Secondly, it ought to be made a criminal offence for anyone aged 21 or over to buy or sell sex, with equal sentencing on both sides. No persecution of girls and very young women whose lives had already been so bad that they had become prostitutes. No witch-hunting of boys and very young men who were desperate to lose their virginities. But the treatment of women and men as moral, intellectual and legal equals.

Thirdly, the offences of rape, serious sexual assault, and sexual assault, ought to be replaced with aggravating circumstances to the general categories of offences against the person, enabling the sentences to be doubled. The sex of either party would be immaterial. There must be no anonymity either for adult accusers or for adult complainants. Either we have an open system of justice, or we do not.

In this or any other area, there must be no suggestion of any reversal of the burden of proof. That reversal has largely been brought to you already, by the people who in the same year brought you the Iraq War. The Parliament that was supine before Tony Blair was also supine before Harriet Harman. Adults who made false allegations ought to be prosecuted automatically. 

Moreover, how can anyone be convicted of non-consensual sex, who could not lawfully have engaged in consensual sex? If there is an age of consent, then anyone below it can be an assailant. But a sexual assailant? How? Similarly, if driving while intoxicated is a criminal offence, then how can intoxication, in itself, be a bar to sexual consent? The law needs to specify that it was, only to such an extent as would constitute a bar to driving.

And fourthly, obscenity ought to be defined as material depicting acts that were themselves illegal, or which was reasonably likely to incite or encourage such acts. Sentencing would be the same as for the illegal act in question in each case. 

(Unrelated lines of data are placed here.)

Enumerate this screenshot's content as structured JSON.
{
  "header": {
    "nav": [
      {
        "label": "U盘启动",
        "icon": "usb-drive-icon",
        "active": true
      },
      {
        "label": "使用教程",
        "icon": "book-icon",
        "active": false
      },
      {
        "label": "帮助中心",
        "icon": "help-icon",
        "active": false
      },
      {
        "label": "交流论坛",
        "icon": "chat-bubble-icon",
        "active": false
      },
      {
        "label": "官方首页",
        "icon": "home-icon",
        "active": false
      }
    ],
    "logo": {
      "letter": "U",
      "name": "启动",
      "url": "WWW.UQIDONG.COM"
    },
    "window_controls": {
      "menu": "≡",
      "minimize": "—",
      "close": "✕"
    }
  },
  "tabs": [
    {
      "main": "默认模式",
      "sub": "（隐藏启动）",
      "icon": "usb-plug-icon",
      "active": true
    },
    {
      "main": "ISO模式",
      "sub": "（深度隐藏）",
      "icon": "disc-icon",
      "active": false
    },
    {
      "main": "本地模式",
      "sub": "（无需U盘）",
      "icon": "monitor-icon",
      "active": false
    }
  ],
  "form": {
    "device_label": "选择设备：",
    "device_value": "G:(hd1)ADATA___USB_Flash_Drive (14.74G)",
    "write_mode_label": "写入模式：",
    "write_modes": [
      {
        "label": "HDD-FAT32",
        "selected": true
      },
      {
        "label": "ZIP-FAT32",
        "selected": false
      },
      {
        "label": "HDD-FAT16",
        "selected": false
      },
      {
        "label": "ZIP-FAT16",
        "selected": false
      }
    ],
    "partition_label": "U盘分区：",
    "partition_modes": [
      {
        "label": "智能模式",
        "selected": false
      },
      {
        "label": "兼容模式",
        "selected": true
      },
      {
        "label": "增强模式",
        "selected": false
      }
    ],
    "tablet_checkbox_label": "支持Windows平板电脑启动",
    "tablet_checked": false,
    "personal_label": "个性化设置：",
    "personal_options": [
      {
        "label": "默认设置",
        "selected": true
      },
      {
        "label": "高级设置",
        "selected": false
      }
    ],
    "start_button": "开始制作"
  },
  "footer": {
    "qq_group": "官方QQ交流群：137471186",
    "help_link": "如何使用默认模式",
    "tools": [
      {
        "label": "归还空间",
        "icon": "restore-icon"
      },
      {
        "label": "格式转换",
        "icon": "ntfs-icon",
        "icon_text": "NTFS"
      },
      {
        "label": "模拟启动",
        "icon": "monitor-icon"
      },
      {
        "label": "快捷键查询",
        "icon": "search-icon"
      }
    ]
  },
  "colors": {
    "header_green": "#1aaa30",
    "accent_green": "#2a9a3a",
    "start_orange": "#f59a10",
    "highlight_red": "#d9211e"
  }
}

American-style legislation for internally administered “balance of probabilities” or “preponderance of evidence” tests to sexual assault allegations at universities or elsewhere must be banned by Statute. It is incompatible with the Rule of Law to punish someone for a criminal offence of which she has not been convicted. It must be made impossible for anyone to be extradited to face charges that fell short of these standards, or for such convictions to have any legal standing in this country.

As for teaching things in schools, how is that curriculum time currently being filled? Apply the Eton Test. Would this be taught in a school that assumed its pupils to be future Prime Ministers or Nobel Laureates? If not, then instead fill the hours with something that was. Teach Latin. Someone will. 

Convictions under laws predating these changes ought to be annulled along with those of men whose homosexual acts would not be criminal offences today. Labour should vote against that unless it also annulled, not only all convictions in the above categories, but also all convictions and other adverse court decisions arising out of Clay Cross, Shrewsbury, Wapping, and the three Miners’ Strikes since 1970. This would set the pattern for all future feminist and LGBT legislation. Without a working-class quid pro quo, then Labour would vote against any such legislation. Alongside the DUP, the Conservative Right, or whoever. It is not Blair’s Labour Party now. 

But juts in case it might ever become that again, you know what you have to do, brothers and sisters. You know what you have to do.